Its a frustrating time for many Americans wanting to share thoughts online about the recent election.
Twitter and Facebook have slapped warnings on some messages,
and in a few cases blocked postings that make false claims about the election process and the results.
Now they are finding other places to go online.
One of them is Parlor which promises it wont censor anything.
It is now the most downloaded app on the apple itunes store,
and popular with supporters of president Donald Trump.
We have gained well over four million new accounts in the last several days, maybe five, Im losing track.
The rise of Parlor comes with Americans divided over whether they want social media firms
to do more to keep their sites free from misinformation and calls for violence,
or should the internet be a place for all speech.
Enter Parlor from the French word paulet to speak.
Prominent conservatives have flocked to the Nevada-based platform
and some are calling for people to leave Twitter and Facebook for Parlor.
I think theres a lack of trust and when they hear that there is somebody out there
who says we are an unbiased neutral free speech platform.
Theyre willing to at least give it a shot at a certain point.
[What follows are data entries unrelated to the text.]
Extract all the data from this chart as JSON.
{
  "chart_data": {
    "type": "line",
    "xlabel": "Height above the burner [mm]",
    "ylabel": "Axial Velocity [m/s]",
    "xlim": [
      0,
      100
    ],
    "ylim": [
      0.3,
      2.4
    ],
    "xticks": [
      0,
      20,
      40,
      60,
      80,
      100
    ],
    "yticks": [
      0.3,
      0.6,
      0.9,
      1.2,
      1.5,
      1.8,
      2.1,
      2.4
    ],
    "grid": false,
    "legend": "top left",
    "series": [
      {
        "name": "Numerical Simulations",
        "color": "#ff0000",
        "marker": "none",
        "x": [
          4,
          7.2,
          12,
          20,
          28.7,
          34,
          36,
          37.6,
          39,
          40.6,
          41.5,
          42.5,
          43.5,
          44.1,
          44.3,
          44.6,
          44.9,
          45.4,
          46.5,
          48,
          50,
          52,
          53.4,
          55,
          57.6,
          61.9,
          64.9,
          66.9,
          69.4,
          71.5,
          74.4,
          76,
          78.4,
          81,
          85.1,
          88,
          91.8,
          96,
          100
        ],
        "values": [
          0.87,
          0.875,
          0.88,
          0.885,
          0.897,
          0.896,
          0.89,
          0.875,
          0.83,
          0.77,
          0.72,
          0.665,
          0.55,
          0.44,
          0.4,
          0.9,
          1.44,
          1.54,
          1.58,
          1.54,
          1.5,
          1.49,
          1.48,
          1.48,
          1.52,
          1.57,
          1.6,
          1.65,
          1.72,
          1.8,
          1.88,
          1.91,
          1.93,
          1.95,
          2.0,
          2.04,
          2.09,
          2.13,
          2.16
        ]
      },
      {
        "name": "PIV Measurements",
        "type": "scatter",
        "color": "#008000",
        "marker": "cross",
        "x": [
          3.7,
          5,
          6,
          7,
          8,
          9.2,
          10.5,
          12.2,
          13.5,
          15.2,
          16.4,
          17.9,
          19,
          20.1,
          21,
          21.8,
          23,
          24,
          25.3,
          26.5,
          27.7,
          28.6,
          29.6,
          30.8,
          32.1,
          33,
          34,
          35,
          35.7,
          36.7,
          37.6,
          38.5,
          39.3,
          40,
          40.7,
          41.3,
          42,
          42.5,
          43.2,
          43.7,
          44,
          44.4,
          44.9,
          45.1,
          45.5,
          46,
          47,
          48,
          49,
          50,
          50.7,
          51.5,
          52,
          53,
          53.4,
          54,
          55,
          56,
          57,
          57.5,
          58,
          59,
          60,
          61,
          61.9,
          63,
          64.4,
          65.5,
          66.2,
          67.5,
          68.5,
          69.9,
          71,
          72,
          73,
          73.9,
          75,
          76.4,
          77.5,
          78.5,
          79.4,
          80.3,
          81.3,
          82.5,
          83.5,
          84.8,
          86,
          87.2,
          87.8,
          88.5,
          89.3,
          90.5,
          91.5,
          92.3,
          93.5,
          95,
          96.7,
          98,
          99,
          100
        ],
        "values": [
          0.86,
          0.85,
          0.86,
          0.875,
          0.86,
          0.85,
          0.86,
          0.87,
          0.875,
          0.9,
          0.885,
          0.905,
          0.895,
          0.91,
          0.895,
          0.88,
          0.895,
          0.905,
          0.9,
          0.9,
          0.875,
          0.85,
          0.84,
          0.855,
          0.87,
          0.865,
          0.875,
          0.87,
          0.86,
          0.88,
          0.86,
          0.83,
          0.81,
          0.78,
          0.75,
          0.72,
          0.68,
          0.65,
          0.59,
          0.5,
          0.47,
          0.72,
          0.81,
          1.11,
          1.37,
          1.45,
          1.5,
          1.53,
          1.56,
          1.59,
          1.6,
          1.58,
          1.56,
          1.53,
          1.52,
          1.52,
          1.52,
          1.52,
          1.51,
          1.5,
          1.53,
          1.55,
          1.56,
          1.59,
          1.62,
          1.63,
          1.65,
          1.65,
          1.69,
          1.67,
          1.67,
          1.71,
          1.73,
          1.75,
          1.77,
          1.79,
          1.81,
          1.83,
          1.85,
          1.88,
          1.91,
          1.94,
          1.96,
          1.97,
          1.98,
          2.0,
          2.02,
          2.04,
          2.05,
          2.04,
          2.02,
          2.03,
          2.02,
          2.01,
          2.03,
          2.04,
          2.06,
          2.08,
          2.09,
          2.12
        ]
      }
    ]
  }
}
Much of the conversation on Parlor echoes president Donald Trumps unsupported claim
that the November 3rd election was stolen by democrats through massive voter fraud.
There are calls for action.
Demonstrations are being planned.
Sometimes users cross the line, an Arkansas police chief used Parlor to urge violence against democrats.
He claimed were preventing the reelection of Donald Trump.
When the posts appeared in news stories his public account was removed and he was forced to resign.
While the Parlor algorithm does not promote posts to keep users engaged.
The company says it is serious about its commitment to free speech and does not block extremist content.
The fact that we dont block out the content from various extremists
does not mean that our goal is to further all of those views right.
What we are planning to do is give the widest freedom possible
so that people can have a full discussion.
That is not much different from the founding missions of Facebook and Twitter,
but the major internet firms criticized for keeping people engaged by suggesting content
that is more extreme have increasingly taken steps to curtail the spread of misinformation,
and then came Parlor.
It potentially suggests that if platforms do try and steer people away from these echo chambers,
steer people away from what they want that people will just migrate elsewhere right.
Thats its a reminder that as powerful as these platforms are,
and is overwhelmingly unpopular as they are.
There are, its it is not a monopoly.
Its too soon to know whether Parlor will have lasting appeal
but for now as the US grapples with the results of the 2020 election,
Parlor has carved out a unique digital hangout.